Nicole Kidman spent two months at the Hotel de Paris filming “Grace of Monaco.”
At the Torchbearer 2013 Conference this month, I met with Cindy Hoddeson, director of meeting/incentive sales at the Monaco Government Tourist Office, and Cathleen Kelley, director of group sales for the Principality-owned Monte-Carlo SBM group. SMB operates the mesmerizing Casino de Monte-Carlo and many other luxury hotels, restaurants and other venues.
Both said corporate business numbers are getting close to pre Q4 2008 levels, due to a variety of factors. One of the most significant reasons is the value pricing during shoulder seasons in the spring and fall.
“Many people have this perception that Monaco is far more costly than it is, but if you compare product in the UK or Paris, you might find that Monaco is comparable or even less expensive,” says Hoddeson. “And corporate America is no longer concerned about perception issues, and the value of an incentive travel program is well understood.”
Hoddeson adds that even well traveled people who may have not made it to Monaco yet know a little something about the glamorous destination. She mentions the famous Grand Prix, James Bond, the Royal Family, and the many movies based in the Principality.
Opening in theaters this December, Nicole Kidman stars in the biopic “Grace of Monaco,” highlighting the life of Princess Grace Kelly.
The magisterial Casino de Monte-Carlo and two adjacent SBM hotels—Hotel Hermitage Monte-Carlo and Hotel de Paris Monte-Carlo—represent arguably the most glamorous collection of buildings on the planet. The Hotel de Paris is high in demand for its otherworldly elegance and location next to the casino. Others prefer the Hermitage suites next door overlooking the famous Hercule harbour.
Two weeks ago a block away, Karl Lagerfeld unveiled his renovation of the pool at the independently-owned Hotel Metropole Monte-Carlo, where Joël Robuchon helms F&B, including event catering.
For meetings and incentive travel, it doesn’t get much more luxurious or glamorous than this.
“Ideally 20 percent of our corporate group business should come from North America; right now we’re hovering around 17 percent,” says Kelley. “We’re not quite near 2007, but 2013 was the largest increase we’ve seen since then, and 2014 is set to be even larger. So the questions of perception and the hesitation over the strength of the dollar have evaporated. I no longer have that conversation with my clients.”
Kelley explains that most North American groups like to theme their events in Monaco, including themes revolving around James Bond, Hollywood’s Golden Age and Royalty. 2013 marks the 150 year anniversary of Monte Carlo SBM, which is celebrating with a theme of their own: “Be a Part of History.”

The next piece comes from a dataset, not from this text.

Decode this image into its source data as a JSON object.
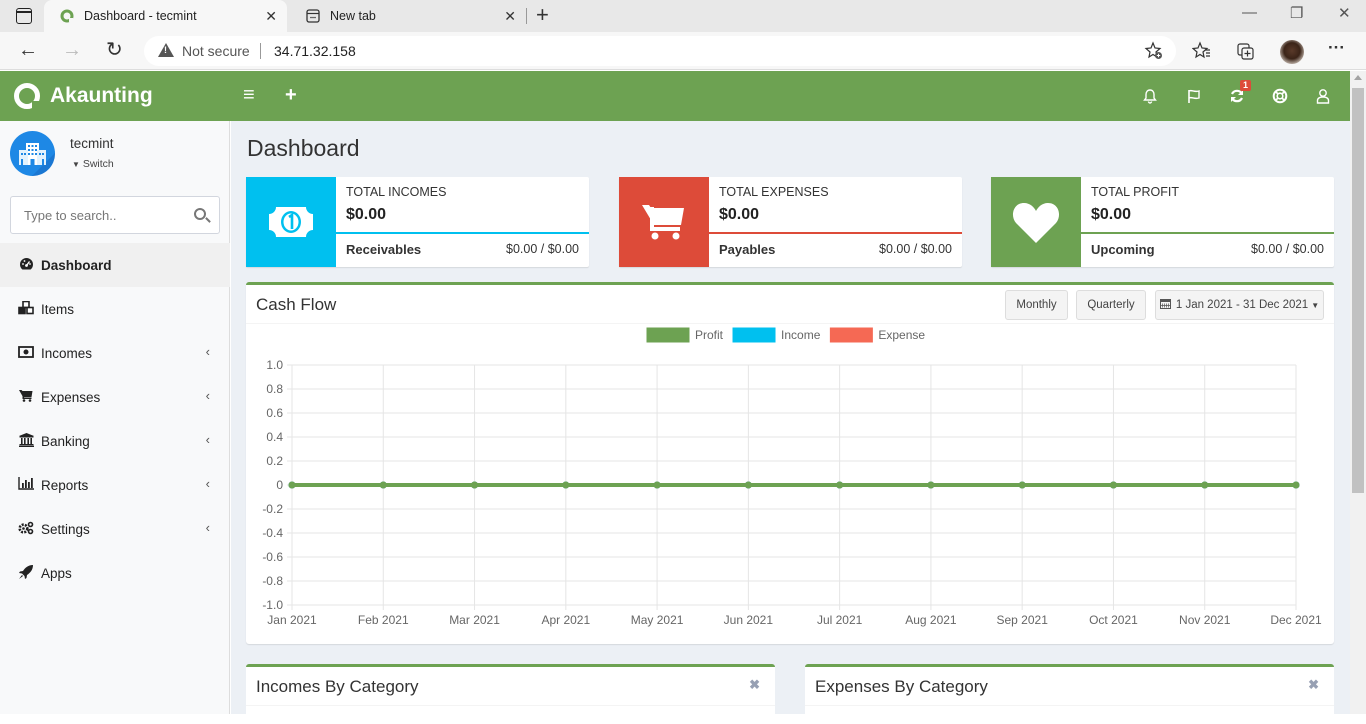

“More than 75 films have been produced in our hotels, and the Prince [Albert II] and Princess stayed in the Hermitage the night before their wedding,” says Kelley. “There’s so much history here, but we have a new generation of travelers who are interested in the Riviera from Rihanna to Gypsy Kings making it cool for them. Except they don’t really know the story of Grace Kelly. It’s a fairytale, and it’s time and ripe for it to be retold.”
Casino de Monte-Carlo
The biggest challenge facing many destinations like Monaco, where the past is militantly preserved, is remaining relevant to Millennials entering decision-making roles in business travel planning and procurement departments.
“The number one thing we’ve learned from studies about Millennials from North America, they’re absolutely allergic to pattern and what we consider traditional business travel,” says Kelley. “It’s very interesting to dissect. One thing they say is they don’t want to repeat the same hotel over and over, which is very alarming for us because we’re used to having loyal clients and loyalty programs.”
Monte Carlo SBM and the other area hotels are combating that with things like a “Your Day/Your Way” group travel package created by Lafayette DMC. The customized package provides recreational options ranging from watercolor painting classes to parties at the Gatsby-esque Sea Lounge where Bono and Johnny Depp are regulars.
When asked if the concept of luxury has changed for today’s business traveler, Kelley says even the high rollers are more focused on value.
“I think what’s new is for a person with endless discretionary income, there used to be a social status in ordering the wine on the menu that didn’t have a price,” she explains. “I think there’s now a social awareness and consciousness of money, so people expect value, they want to understand what they’re spending…. But no, what is luxury hasn’t changed.”
I mention to Kelley, though, that you still see a lot of people on the front decks of enormous yachts with champagne and big entourages making a scene.
“That’s not Monaco and I don’t think that’s glamour,” she says. “That’s trendy. We have a very strict policy against paparazzi because we want you to enjoy the Riviera in a more subtle, discreet way. And I think discreet luxury matches glamour. I think ‘Look at me’ does not.”